Ainsi donc, en haut, des esprits cultivés croient à la venue de plus de justice, de plus de bonté, de plus d'amour, de plus d'intelligence; en bas, des esprits simples croient à la venue d'un bonheur tangible, réel, corporel: jamais un milieu plus favorable ne s'est offert à un poète décidé à chanter les joies de l'avenir. Si M. René Ghil n'avait pas faussé comme à plaisir son talent et son instrument, il aurait pu être ce poète, celui qui dit au vaste peuple sa propre pensée, qui clarifie ses obscurs désirs. La langue dont a usé M. Ghil lui a rendu ce rôle impossible.

Nous voici au chapitre de la Méthode intitulé: Manière d'art: Instrumentation verbale.

On connaît le phénomène de l'audition colorée. Intrigués par le sonnet de Rimbaud, des physiologistes firent une enquête; et à cette heure il est avéré que certaines personnes perçoivent les sons à la fois comme des sons et comme des couleurs. Ces perceptions doubles, outre qu'on les croit assez rares, diffèrent, quant aux couleurs, selon les sujets:

A noir, E blanc, I rouge, U vert, O bleu ...

Voilà qui excite aussitôt la contradiction du choeur des sympathiques malades, et aussi l'étonnement des autres, de ceux pour qui les sons demeurent obstinément invisibles. Sans être affligé du mal de l'audition colorée, on peut néanmoins, si l'on réfléchit, associer une couleur et un son; personnellement, je contesterais la classification de Rimbaud, pour dire par exemple: U noir, O jaune, et je serais en contradiction avec M. Ghil qui classe l'U dans les ors et l'O dans les rouges.

M. Ghil, d'autre part, a voulu lier le bruit des consonnes aux sons d'une série d'instruments d'orchestre; ainsi: r avec une lettre rouge, o, par exemple, répond à «la série grave des Sax» et aux idées de domination, de gloire, etc.; la même lettre r jointe à une lettre or, u, par exemple, répond à «la série des trompettes, clarinettes, fifres et petites flûtes et aux idées de tendresse, du rire, d'instinct d'aimer», etc.

Les mots assument donc, en dehors de leur sens interne, un autre sens, extérieur, moins précis, qui leur est départi par les lettres dont ils sont formés; de là, la possibilité: soit de renforcer une idée en l'exprimant avec des mots contenant des syllabes appartenant par leur son à cette famille d'idées; soit de faire courir sous l'idée exprimée par les mots un sens contradictoire ou atténué, en choisissant ses mots dans une série instrumentale différente.

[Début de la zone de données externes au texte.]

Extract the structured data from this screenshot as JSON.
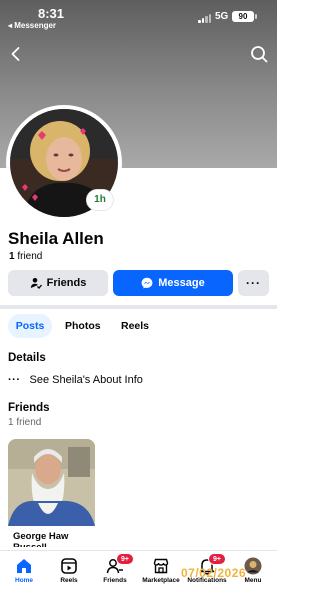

C'est fort ingénieux. Mais, si le principe de l'instrumentation verbale peut s'expliquer et peut se comprendre, il ne peut être ni senti ni même perçu, le long de l'oeuvre du poète, par un lecteur même prévenu et de très bonne volonté. Si je vois les U en noir et les O en jaune, tout l'orchestre coloré de M. Ghil jouera faux pour mon imagination visuelle, et l''r et l'o, au lieu de sonner comme des cuivres glorieux, me donneront, si on les joint, l'ingénuité des petites flûtes.

Il ne veut pas dormir, mon enfant ...
mon enfant
ne veut dormir, et rit! et tend à la lumière
le hasard agrippant et l'unité première
de son geste ingénu qui ne se sait porteur
des soirs d'Hérédités,—et tend à la lumière
ronde du haut soleil son geste triomphant
d'être du monde!...

Ces vers simples et clairs donneraient, selon M. Ghil, une succession de tons dont les premiers sont: bleu, blanc, rose, vermillon, rouge, bleu. Je suis arrêté par les mots: mon enfant, la grammaire instrumentale étant muette sur la couleur des nasales, qui sont pourtant des voyelles. L'accompagnement le long de ces cinq couleurs pourrait être de violon, harpe, etc. Le mot lumière se traduit par de l'or mêlé de blanc et de bleu, ce qui est assez heureux.